Picasa the website is fine, and does just about everything right, though generally not in the most ideal way. Privacy controls are rich and you can still link directly to a photo to bypass (and revoke existing links). Albums are functional, face tags are functional (though now they use G+ accounts if you link to contacts... not happy, but I guess it works), comments are a bit hidden but work. I have several gigabytes in it (and bought more), no problems, no complaints. Main downside is it has definitely not been updated along with the rest of Google's properties, and it integrates very poorly for the most part (notifications, accounts, weird partial G+ linkage...).

Picasa the application is... different, but decent. It's surprisingly good in a number of ways, and I'd recommend it over iPhoto if only because iPhoto has routinely lost my data during updates, and slows to a crawl after several thousand photos.

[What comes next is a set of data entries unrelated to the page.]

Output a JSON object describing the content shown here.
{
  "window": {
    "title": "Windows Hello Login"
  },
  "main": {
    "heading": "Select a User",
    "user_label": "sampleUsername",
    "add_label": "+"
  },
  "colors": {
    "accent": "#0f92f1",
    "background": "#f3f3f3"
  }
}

Picasa stays fast, searches quickly, organizes oddly but effectively. It leaves your photos in folders that (basically) match the UI, which may or may not be a good thing for you.

Picasa the application when synced to your Google account is slick 95% of the time (it all works as you'd expect), and a total hell-hole of duplication, sync failing, and filename mangling the remaining 5% (though most of that only rears its head when you hook it up for the first time). The 'Sync to web' on/off switch for each album is handy when it works, but hasn't generally handled turning on dozens at once.

I would honestly recommend against the syncing aspect of it, though sadly it's a major selling point. If you can hook it up once and leave it that way you probably won't have much trouble, but I did a lot of reconnecting, and it definitely got confused sometimes.